Games are amazing vehicles for learning. Watching my almost three-year-old do puzzles is awe inspiring, not the least of which because she currently thinks of the alphabet as one giant puzzle that unlocks books, another thing she loves. That drive means that she has known her alphabet for a while and can now spell her first and last name with scrabble letters. She has learned this largely on her own, using iPhone apps which while I've downloaded for her to use, I do not encourage or discourage her use of any particular app. While she certainly gets exposed to her letters at daycare and at home, most of her learning has been motivated intrinsically.
Most adults can hardly even understand that kind of motivation, let alone access it. Why? Most of us have been pretty screwed up by extrinsic motivators for so many years that we don't even know what makes us happy any more.

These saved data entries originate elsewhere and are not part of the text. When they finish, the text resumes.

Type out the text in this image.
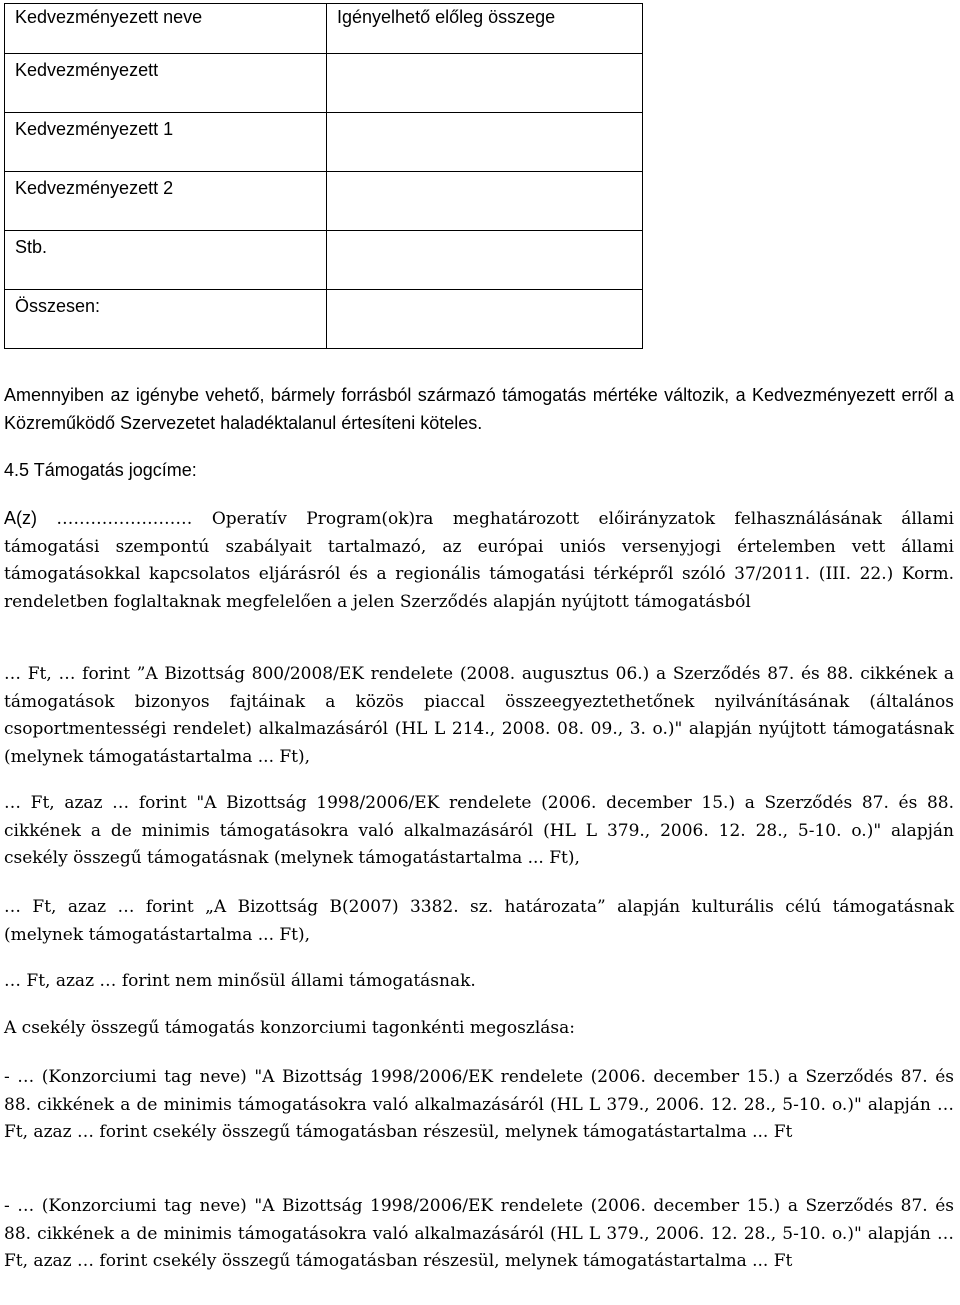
Kedvezményezett neve	Igényelhető előleg összege
Kedvezményezett	
Kedvezményezett 1	
Kedvezményezett 2	
Stb.	
Összesen:	

Amennyiben az igénybe vehető, bármely forrásból származó támogatás mértéke változik, a Kedvezményezett erről a Közreműködő Szervezetet haladéktalanul értesíteni köteles.

4.5 Támogatás jogcíme:

A(z) …………………… Operatív Program(ok)ra meghatározott előirányzatok felhasználásának állami támogatási szempontú szabályait tartalmazó, az európai uniós versenyjogi értelemben vett állami támogatásokkal kapcsolatos eljárásról és a regionális támogatási térképről szóló 37/2011. (III. 22.) Korm. rendeletben foglaltaknak megfelelően a jelen Szerződés alapján nyújtott támogatásból

… Ft, … forint ”A Bizottság 800/2008/EK rendelete (2008. augusztus 06.) a Szerződés 87. és 88. cikkének a támogatások bizonyos fajtáinak a közös piaccal összeegyeztethetőnek nyilvánításának (általános csoportmentességi rendelet) alkalmazásáról (HL L 214., 2008. 08. 09., 3. o.)" alapján nyújtott támogatásnak (melynek támogatástartalma ... Ft),

… Ft, azaz … forint "A Bizottság 1998/2006/EK rendelete (2006. december 15.) a Szerződés 87. és 88. cikkének a de minimis támogatásokra való alkalmazásáról (HL L 379., 2006. 12. 28., 5-10. o.)" alapján csekély összegű támogatásnak (melynek támogatástartalma ... Ft),

… Ft, azaz … forint „A Bizottság B(2007) 3382. sz. határozata” alapján kulturális célú támogatásnak (melynek támogatástartalma ... Ft),

… Ft, azaz … forint nem minősül állami támogatásnak.

A csekély összegű támogatás konzorciumi tagonkénti megoszlása:

- … (Konzorciumi tag neve) "A Bizottság 1998/2006/EK rendelete (2006. december 15.) a Szerződés 87. és 88. cikkének a de minimis támogatásokra való alkalmazásáról (HL L 379., 2006. 12. 28., 5-10. o.)" alapján … Ft, azaz … forint csekély összegű támogatásban részesül, melynek támogatástartalma ... Ft

- … (Konzorciumi tag neve) "A Bizottság 1998/2006/EK rendelete (2006. december 15.) a Szerződés 87. és 88. cikkének a de minimis támogatásokra való alkalmazásáról (HL L 379., 2006. 12. 28., 5-10. o.)" alapján … Ft, azaz … forint csekély összegű támogatásban részesül, melynek támogatástartalma ... Ft
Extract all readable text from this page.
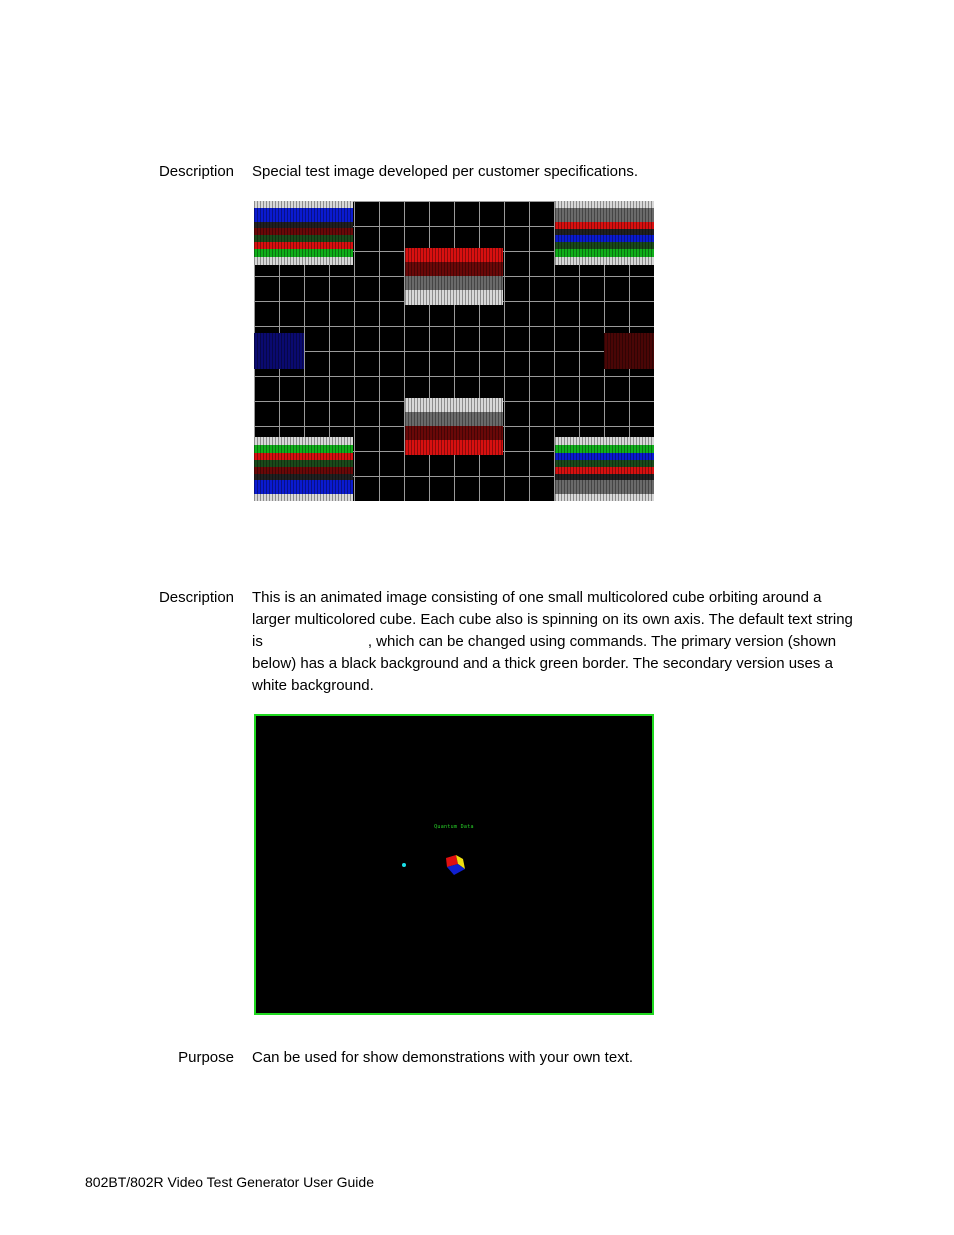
Description Special test image developed per customer specifications.
Description This is an animated image consisting of one small multicolored cube orbiting around a
larger multicolored cube. Each cube also is spinning on its own axis. The default text string
is	, which can be changed using commands. The primary version (shown
below) has a black background and a thick green border. The secondary version uses a
white background.
Quantum Data
Purpose Can be used for show demonstrations with your own text.
802BT/802R Video Test Generator User Guide
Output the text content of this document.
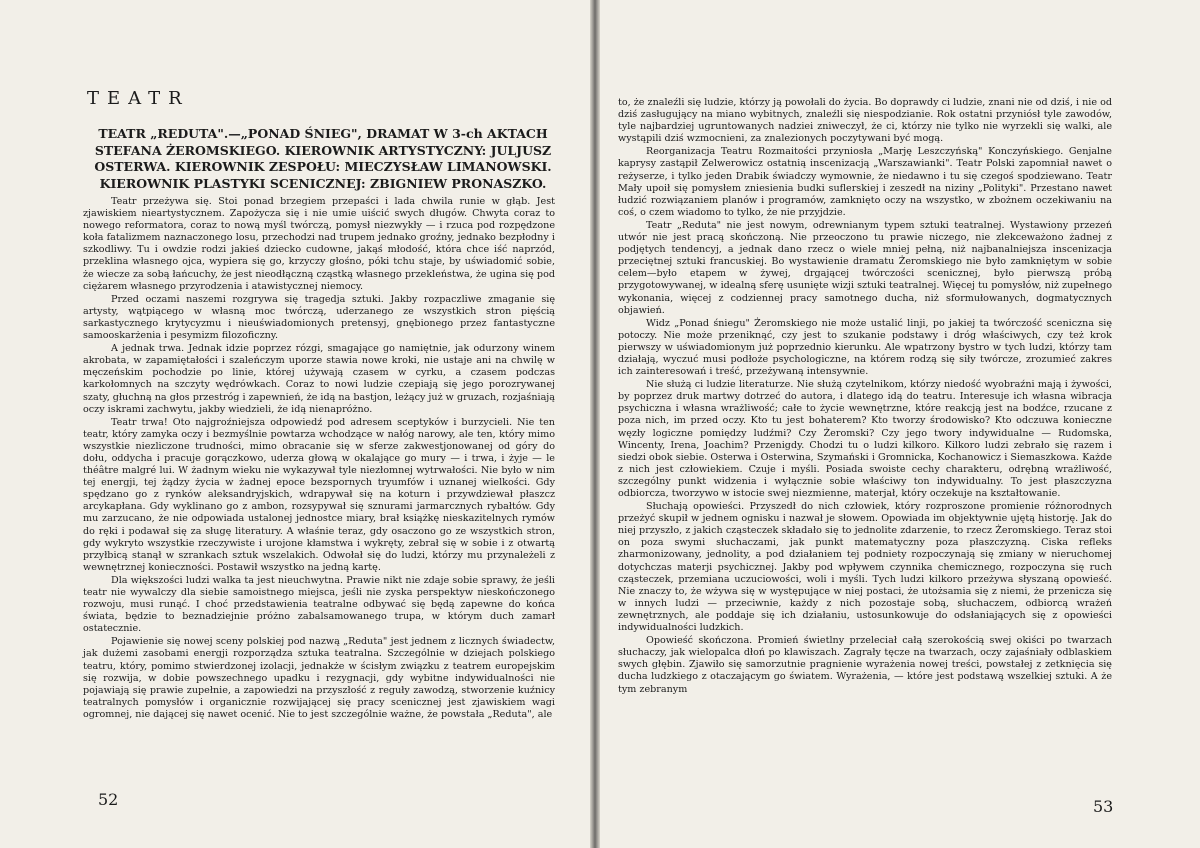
TEATR
TEATR „REDUTA".—„PONAD ŚNIEG", DRAMAT W 3-ch AKTACH STEFANA ŻEROMSKIEGO. KIEROWNIK ARTYSTYCZNY: JULJUSZ OSTERWA. KIEROWNIK ZESPOŁU: MIECZYSŁAW LIMANOWSKI. KIEROWNIK PLASTYKI SCENICZNEJ: ZBIGNIEW PRONASZKO.

Teatr przeżywa się. Stoi ponad brzegiem przepaści i lada chwila runie w głąb. Jest zjawiskiem nieartystycznem. Zapożycza się i nie umie uiścić swych długów. Chwyta coraz to nowego reformatora, coraz to nową myśl twórczą, pomysł niezwykły — i rzuca pod rozpędzone koła fatalizmem naznaczonego losu, przechodzi nad trupem jednako groźny, jednako bezpłodny i szkodliwy. Tu i owdzie rodzi jakieś dziecko cudowne, jakąś młodość, która chce iść naprzód, przeklina własnego ojca, wypiera się go, krzyczy głośno, póki tchu staje, by uświadomić sobie, że wiecze za sobą łańcuchy, że jest nieodłączną cząstką własnego przekleństwa, że ugina się pod ciężarem własnego przyrodzenia i atawistycznej niemocy.

Przed oczami naszemi rozgrywa się tragedja sztuki. Jakby rozpaczliwe zmaganie się artysty, wątpiącego w własną moc twórczą, uderzanego ze wszystkich stron pięścią sarkastycznego krytycyzmu i nieuświadomionych pretensyj, gnębionego przez fantastyczne samooskarżenia i pesymizm filozoficzny.

A jednak trwa. Jednak idzie poprzez rózgi, smagające go namiętnie, jak odurzony winem akrobata, w zapamiętałości i szaleńczym uporze stawia nowe kroki, nie ustaje ani na chwilę w męczeńskim pochodzie po linie, której używają czasem w cyrku, a czasem podczas karkołomnych na szczyty wędrówkach. Coraz to nowi ludzie czepiają się jego porozrywanej szaty, głuchną na głos przestróg i zapewnień, że idą na bastjon, leżący już w gruzach, rozjaśniają oczy iskrami zachwytu, jakby wiedzieli, że idą nienapróżno.

Teatr trwa! Oto najgroźniejsza odpowiedź pod adresem sceptyków i burzycieli. Nie ten teatr, który zamyka oczy i bezmyślnie powtarza wchodzące w nałóg narowy, ale ten, który mimo wszystkie niezliczone trudności, mimo obracanie się w sferze zakwestjonowanej od góry do dołu, oddycha i pracuje gorączkowo, uderza głową w okalające go mury — i trwa, i żyje — le théâtre malgré lui. W żadnym wieku nie wykazywał tyle niezłomnej wytrwałości. Nie było w nim tej energji, tej żądzy życia w żadnej epoce bezspornych tryumfów i uznanej wielkości. Gdy spędzano go z rynków aleksandryjskich, wdrapywał się na koturn i przywdziewał płaszcz arcykapłana. Gdy wyklinano go z ambon, rozsypywał się sznurami jarmarcznych rybałtów. Gdy mu zarzucano, że nie odpowiada ustalonej jednostce miary, brał książkę nieskazitelnych rymów do ręki i podawał się za sługę literatury. A właśnie teraz, gdy osaczono go ze wszystkich stron, gdy wykryto wszystkie rzeczywiste i urojone kłamstwa i wykręty, zebrał się w sobie i z otwartą przyłbicą stanął w szrankach sztuk wszelakich. Odwołał się do ludzi, którzy mu przynależeli z wewnętrznej konieczności. Postawił wszystko na jedną kartę.

Dla większości ludzi walka ta jest nieuchwytna. Prawie nikt nie zdaje sobie sprawy, że jeśli teatr nie wywalczy dla siebie samoistnego miejsca, jeśli nie zyska perspektyw nieskończonego rozwoju, musi runąć. I choć przedstawienia teatralne odbywać się będą zapewne do końca świata, będzie to beznadziejnie próżno zabalsamowanego trupa, w którym duch zamarł ostatecznie.

Pojawienie się nowej sceny polskiej pod nazwą „Reduta" jest jednem z licznych świadectw, jak dużemi zasobami energji rozporządza sztuka teatralna. Szczególnie w dziejach polskiego teatru, który, pomimo stwierdzonej izolacji, jednakże w ścisłym związku z teatrem europejskim się rozwija, w dobie powszechnego upadku i rezygnacji, gdy wybitne indywidualności nie pojawiają się prawie zupełnie, a zapowiedzi na przyszłość z reguły zawodzą, stworzenie kuźnicy teatralnych pomysłów i organicznie rozwijającej się pracy scenicznej jest zjawiskiem wagi ogromnej, nie dającej się nawet ocenić. Nie to jest szczególnie ważne, że powstała „Reduta", ale

52

to, że znaleźli się ludzie, którzy ją powołali do życia. Bo doprawdy ci ludzie, znani nie od dziś, i nie od dziś zasługujący na miano wybitnych, znaleźli się niespodzianie. Rok ostatni przyniósł tyle zawodów, tyle najbardziej ugruntowanych nadziei zniweczył, że ci, którzy nie tylko nie wyrzekli się walki, ale wystąpili dziś wzmocnieni, za znalezionych poczytywani być mogą.

Reorganizacja Teatru Rozmaitości przyniosła „Marję Leszczyńską" Konczyńskiego. Genjalne kaprysy zastąpił Zelwerowicz ostatnią inscenizacją „Warszawianki". Teatr Polski zapomniał nawet o reżyserze, i tylko jeden Drabik świadczy wymownie, że niedawno i tu się czegoś spodziewano. Teatr Mały upoił się pomysłem zniesienia budki suflerskiej i zeszedł na niziny „Polityki". Przestano nawet łudzić rozwiązaniem planów i programów, zamknięto oczy na wszystko, w zbożnem oczekiwaniu na coś, o czem wiadomo to tylko, że nie przyjdzie.

Teatr „Reduta" nie jest nowym, odrewnianym typem sztuki teatralnej. Wystawiony przezeń utwór nie jest pracą skończoną. Nie przeoczono tu prawie niczego, nie zlekceważono żadnej z podjętych tendencyj, a jednak dano rzecz o wiele mniej pełną, niż najbanalniejsza inscenizacja przeciętnej sztuki francuskiej. Bo wystawienie dramatu Żeromskiego nie było zamkniętym w sobie celem—było etapem w żywej, drgającej twórczości scenicznej, było pierwszą próbą przygotowywanej, w idealną sferę usunięte wizji sztuki teatralnej. Więcej tu pomysłów, niż zupełnego wykonania, więcej z codziennej pracy samotnego ducha, niż sformułowanych, dogmatycznych objawień.

Widz „Ponad śniegu" Żeromskiego nie może ustalić linji, po jakiej ta twórczość sceniczna się potoczy. Nie może przeniknąć, czy jest to szukanie podstawy i dróg właściwych, czy też krok pierwszy w uświadomionym już poprzednio kierunku. Ale wpatrzony bystro w tych ludzi, którzy tam działają, wyczuć musi podłoże psychologiczne, na którem rodzą się siły twórcze, zrozumieć zakres ich zainteresowań i treść, przeżywaną intensywnie.

Nie służą ci ludzie literaturze. Nie służą czytelnikom, którzy niedość wyobraźni mają i żywości, by poprzez druk martwy dotrzeć do autora, i dlatego idą do teatru. Interesuje ich własna wibracja psychiczna i własna wrażliwość; całe to życie wewnętrzne, które reakcją jest na bodźce, rzucane z poza nich, im przed oczy. Kto tu jest bohaterem? Kto tworzy środowisko? Kto odczuwa konieczne węzły logiczne pomiędzy ludźmi? Czy Żeromski? Czy jego twory indywidualne — Rudomska, Wincenty, Irena, Joachim? Przenigdy. Chodzi tu o ludzi kilkoro. Kilkoro ludzi zebrało się razem i siedzi obok siebie. Osterwa i Osterwina, Szymański i Gromnicka, Kochanowicz i Siemaszkowa. Każde z nich jest człowiekiem. Czuje i myśli. Posiada swoiste cechy charakteru, odrębną wrażliwość, szczególny punkt widzenia i wyłącznie sobie właściwy ton indywidualny. To jest płaszczyzna odbiorcza, tworzywo w istocie swej niezmienne, materjał, który oczekuje na kształtowanie.

Słuchają opowieści. Przyszedł do nich człowiek, który rozproszone promienie różnorodnych przeżyć skupił w jednem ognisku i nazwał je słowem. Opowiada im objektywnie ujętą historję. Jak do niej przyszło, z jakich cząsteczek składało się to jednolite zdarzenie, to rzecz Żeromskiego. Teraz stoi on poza swymi słuchaczami, jak punkt matematyczny poza płaszczyzną. Ciska refleks zharmonizowany, jednolity, a pod działaniem tej podniety rozpoczynają się zmiany w nieruchomej dotychczas materji psychicznej. Jakby pod wpływem czynnika chemicznego, rozpoczyna się ruch cząsteczek, przemiana uczuciowości, woli i myśli. Tych ludzi kilkoro przeżywa słyszaną opowieść. Nie znaczy to, że wżywa się w występujące w niej postaci, że utożsamia się z niemi, że przenicza się w innych ludzi — przeciwnie, każdy z nich pozostaje sobą, słuchaczem, odbiorcą wrażeń zewnętrznych, ale poddaje się ich działaniu, ustosunkowuje do odsłaniających się z opowieści indywidualności ludzkich.

Opowieść skończona. Promień świetlny przeleciał całą szerokością swej okiści po twarzach słuchaczy, jak wielopalca dłoń po klawiszach. Zagrały tęcze na twarzach, oczy zajaśniały odblaskiem swych głębin. Zjawiło się samorzutnie pragnienie wyrażenia nowej treści, powstałej z zetknięcia się ducha ludzkiego z otaczającym go światem. Wyrażenia, — które jest podstawą wszelkiej sztuki. A że tym zebranym

53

First our parents set all sorts of expectations for us and while I am nowhere near a free spirited parent, the historical and more traditional method of parenting that my generation and previous generations grew up with was mostly a do-as-i-say-when-I-say-it-and-don't-ask-too-many-questions approach. In my case, my father (who I loved dearly) had expectations of me that were pretty misaligned with the child I was. He wanted a demure daughter who liked to follow the rules. I was impulsive and passionate. It created an internal conflict that still rages on and is not all negative but it clouded my ability to understand myself because I was so eager to please him. In many ways, his relatively early death has helped release me from that extrinsic motivator that kept me from accessing my own natural motivations - and my potential.
We then move on to school and work environments that are not set up to understand us, they are set up to make us conform to standards. The more standards we push onto kids - and adults - as they learn, the more our natural motivators are subverted and forgotten. And the more our potential is squandored.
As companies get excited about the ability to "gamify" work, I worry that they are just replacing or adding one system of extrinsic motivators (traditional performance management models) with another, cheaper model delivered through software. But that will not unlock the potential of human resources - to do that, they must re-discovered their intrinsic motivators and to do that, extrinsic motivators need to be removed to the bare minimum necessary to operate. For most organizations, it is impossible to remove all of the extrinsic motivators (salary, legal constraints, raises, promotions) but those core pressures exerted on human performance should be the first thing we evaluate before we add even more game mechanics.
Gamifying the wrong motivators is worse than doing nothing at all and in a world where we want to unleash human potential, we desperately need people that have the drive my daugter has in understanding the alphabet because she really, really wants to.